A Associação de Professores de Português está com dificuldades em conseguir dar formação a todos os professores, atempadamente.

 

- Os alunos de 12º ano, depois de 11 anos a aprenderem Gramática Portuguesa fazendo uso da terminologia tradicional, vão ser avaliados, já este ano, pelo conhecimento que têm da Gramática Portuguesa segundo a nova TLEBS. Os exames de 12º ditam o acesso à Universidade. Há um futuro em jogo.
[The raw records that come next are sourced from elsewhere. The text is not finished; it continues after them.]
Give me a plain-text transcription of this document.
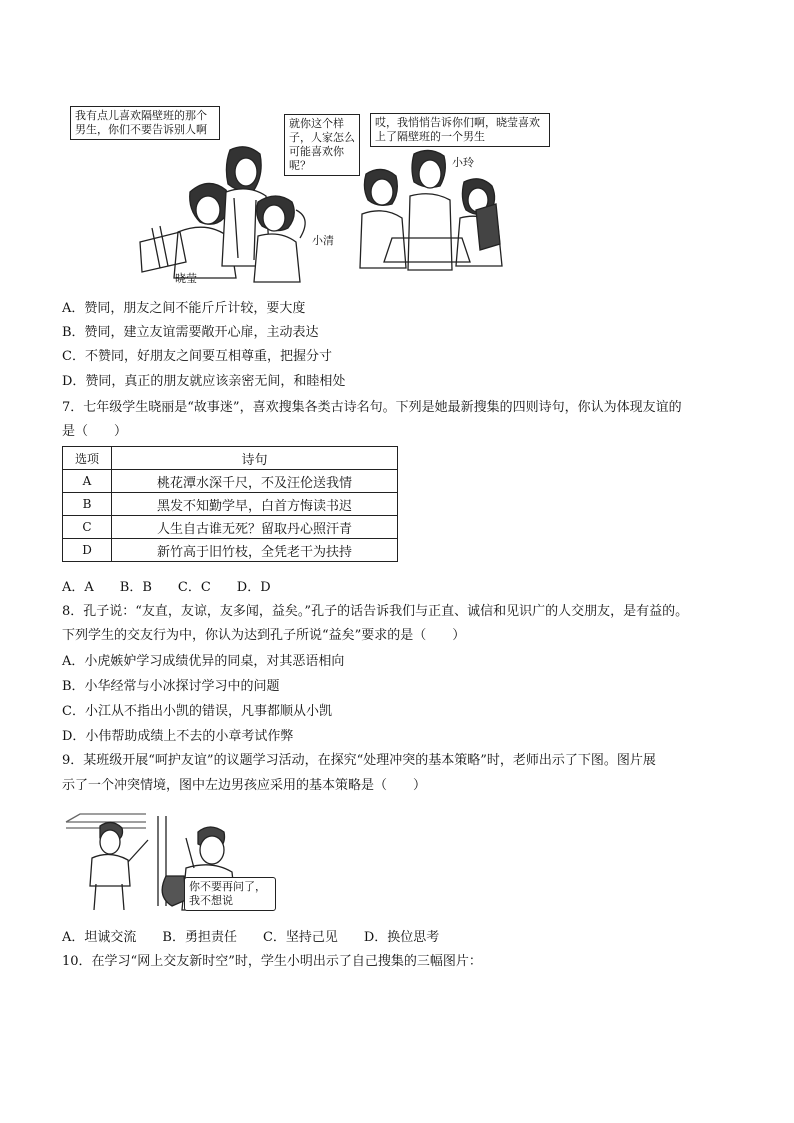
我有点儿喜欢隔壁班的那个男生，你们不要告诉别人啊	就你这个样子，人家怎么可能喜欢你呢？
晓莹
小清
哎，我悄悄告诉你们啊，晓莹喜欢上了隔壁班的一个男生
小玲
A．赞同，朋友之间不能斤斤计较，要大度
B．赞同，建立友谊需要敞开心扉，主动表达
C．不赞同，好朋友之间要互相尊重，把握分寸
D．赞同，真正的朋友就应该亲密无间，和睦相处
7．七年级学生晓丽是“故事迷”，喜欢搜集各类古诗名句。下列是她最新搜集的四则诗句，你认为体现友谊的
是（　　）
选项	诗句
A	桃花潭水深千尺，不及汪伦送我情
B	黑发不知勤学早，白首方悔读书迟
C	人生自古谁无死？留取丹心照汗青
D	新竹高于旧竹枝，全凭老干为扶持
A．A　　B．B　　C．C　　D．D
8．孔子说：“友直，友谅，友多闻，益矣。”孔子的话告诉我们与正直、诚信和见识广的人交朋友，是有益的。
下列学生的交友行为中，你认为达到孔子所说“益矣”要求的是（　　）
A．小虎嫉妒学习成绩优异的同桌，对其恶语相向
B．小华经常与小冰探讨学习中的问题
C．小江从不指出小凯的错误，凡事都顺从小凯
D．小伟帮助成绩上不去的小章考试作弊
9．某班级开展“呵护友谊”的议题学习活动，在探究“处理冲突的基本策略”时，老师出示了下图。图片展
示了一个冲突情境，图中左边男孩应采用的基本策略是（　　）
你不要再问了，我不想说
A．坦诚交流　　B．勇担责任　　C．坚持己见　　D．换位思考
10．在学习“网上交友新时空”时，学生小明出示了自己搜集的三幅图片：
Há um passado de estudo, esforço e trabalho que é deitado ao lixo.

 

- Ninguém parece saber verdadeiramente o que é a TLEBS. E no entanto…
Os alunos são obrigados a aprender a TLEBS e estão a ser avaliados pelo que sabem da TLEBS; Os professores não têm uma posição comum e há situações reportadas de professores que declaram, em sala de aula, não concordar com a terminologia proposta pela TLEBS; O Ministério da Educação age como se o problema não existisse. Não é desta maneira que se fomenta o gosto pela leitura e pela Língua Portuguesa, razão de ser do Plano Nacional de Leitura, em vigor.

 

VIVE-SE O CAOS NO PROCESSO TLEBS.

No meio deste caos estão as crianças e jovens deste país. Ou seja, o futuro de Portugal.

Pelo atrás exposto e enquanto cidadãos de Portugal, pais e/ou encarregados de educação, responsáveis pela educação dos nossos filhos e educandos, dizemos: BASTA!

 

Exigimos do Estado Português:

 

a) A suspensão imediata da implementação da experiência pedagógica TLEBS e da legislação que lhe deu origem e a regula: Portarias n.º 1488/2004, de 24 de Dezembro e n.º 1147/2005, de 8 de Novembro e demais legislação aplicável;

 

b) Um Ensino de qualidade, científica e pedagogicamente válido e validado;

 

c) O fim das experiências pedagógicas não autorizadas em crianças.